Fuoco assassinoLa famiglia McCaffrey ha letteralmente il fuoco nelle vene. Il padre pompiere e’ l’idolo dei due figli finche’ un giorno perdera’ la vita sul lavoro davanti agli occhi del piu’ piccolo. Venti anni dopo Kurt Russel, il fratello maggiore e’ una specie di eroe della squadra 17 nel corpo dei pompieri di Chicago mentre il minore, William Baldwin vorrebbe seguire le orme del padre ma qualcosa gli impedisce di proseguire su quel cammino. All’ennesimo tentativo si trovera’ fianco a fianco col fratello, un una Chicago funestata da strani incendi di origine dolosa. E’ una faccenda complicata e l’esperto De Niro avra’ bisogno anche di Baldwin per risolvere il giallo.
Tra eroismi e lutti, amore e dolore, si consumera’ l’epilogo finale.
Adoro questo film, mi e’ sempre piaciuto sin dalla prima volta che lo vidi e fu al cinema all’inizio degli anni ’90. Senza ombra di dubbio il migliore di Ron Howard, regista che rispetto tantissimo e che ha saputo crearsi negli anni una filmografia invidiabile con poche cadute e tanti ottimi prodotti.
Howard ama raccontare storie e ci riesce nel modo piu’ semplice possibile, con passione e dedizione. Ci crede e questo crederci arriva sincero allo spettatore. Pellicola di effetti speciali impressionanti, incredibili per un’epoca in cui il fuoco non poteva essere realizzato digitalmente. Howard riesce e rendere le fiamme fluide, corpose, vive ed e’ fondamentale ai fini della storia nella quale il fuoco non e’ una mera reazione chimica ma un essere vivente, un animale dotato di istinto e spirito di sopravvivenza, che combatte, agisce e reagisce, attacca e si difende. E’ indubbiamente la parte migliore del testo che unito ad immagini spettacolari, toglie letteralmente il fiato.
Anche la sezione attoriale ha i suoi meriti anzi il casting e’ azzeccatissimo. Innanzitutto Kurt Russell, attore forse sfortunato, forse poco accorto, celebre ma avrebbe potuto fare ed essere molto ma molto di piu’ Il piccolo William della famiglia Baldwin non sfigura affatto, giusto per fare il giovane forte ma combattuto da demoni interiori, spavaldo ma non incosciente. Menzione d’onore per il totemico Scott Glenn e De Niro del quale ho piu’ volte dichiarato forte diffidenza, qui e’ in uno dei ruoli piu’ convincenti della sua carriera.
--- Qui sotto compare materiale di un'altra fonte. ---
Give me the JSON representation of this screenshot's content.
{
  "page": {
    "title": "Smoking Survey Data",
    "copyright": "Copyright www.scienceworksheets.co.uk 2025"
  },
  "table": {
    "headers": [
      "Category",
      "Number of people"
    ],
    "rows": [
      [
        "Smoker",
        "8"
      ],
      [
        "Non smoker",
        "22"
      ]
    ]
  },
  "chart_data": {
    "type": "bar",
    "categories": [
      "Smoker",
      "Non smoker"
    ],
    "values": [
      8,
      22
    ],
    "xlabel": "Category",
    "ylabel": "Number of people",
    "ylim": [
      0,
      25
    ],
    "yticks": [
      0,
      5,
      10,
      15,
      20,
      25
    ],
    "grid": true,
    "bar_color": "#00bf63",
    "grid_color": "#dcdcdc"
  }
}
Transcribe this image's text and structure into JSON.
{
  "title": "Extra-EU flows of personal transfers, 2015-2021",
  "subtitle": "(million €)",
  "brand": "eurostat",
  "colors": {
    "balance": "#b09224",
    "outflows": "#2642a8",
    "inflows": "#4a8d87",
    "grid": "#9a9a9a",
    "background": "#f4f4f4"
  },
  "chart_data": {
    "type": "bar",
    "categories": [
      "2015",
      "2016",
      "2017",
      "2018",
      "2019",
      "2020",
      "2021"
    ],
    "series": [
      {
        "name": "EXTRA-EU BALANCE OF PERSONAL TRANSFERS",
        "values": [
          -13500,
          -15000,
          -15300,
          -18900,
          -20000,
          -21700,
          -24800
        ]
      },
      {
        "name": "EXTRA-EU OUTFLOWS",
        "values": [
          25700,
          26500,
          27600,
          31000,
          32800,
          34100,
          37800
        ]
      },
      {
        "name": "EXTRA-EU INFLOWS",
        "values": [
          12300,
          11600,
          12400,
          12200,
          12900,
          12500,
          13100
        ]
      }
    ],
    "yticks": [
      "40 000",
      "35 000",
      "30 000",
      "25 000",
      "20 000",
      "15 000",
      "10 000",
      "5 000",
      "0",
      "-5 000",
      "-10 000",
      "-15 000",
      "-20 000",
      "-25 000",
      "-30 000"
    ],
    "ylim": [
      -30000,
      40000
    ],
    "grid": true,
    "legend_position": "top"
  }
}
Infine le regine Jennifer Jason Leigh e Rebecca De Mornay entrambe di una bellezza sfolgorante e non meno brave e coinvolgenti.
Tutto perfetto? Si, decisamente si, anzi no. Proprio per quanto ho scritto, ho voluto il Blu-Ray, sperando in una rimasterizzazione ma per quanto l’immagine sia discreta, non e’ certo all’altezza del medium. Buoni gli speciali assenti nel DVD, almeno nella versione che avevo io.
Grandissima pellicola di un cinema sano da rivalutare e recuperare.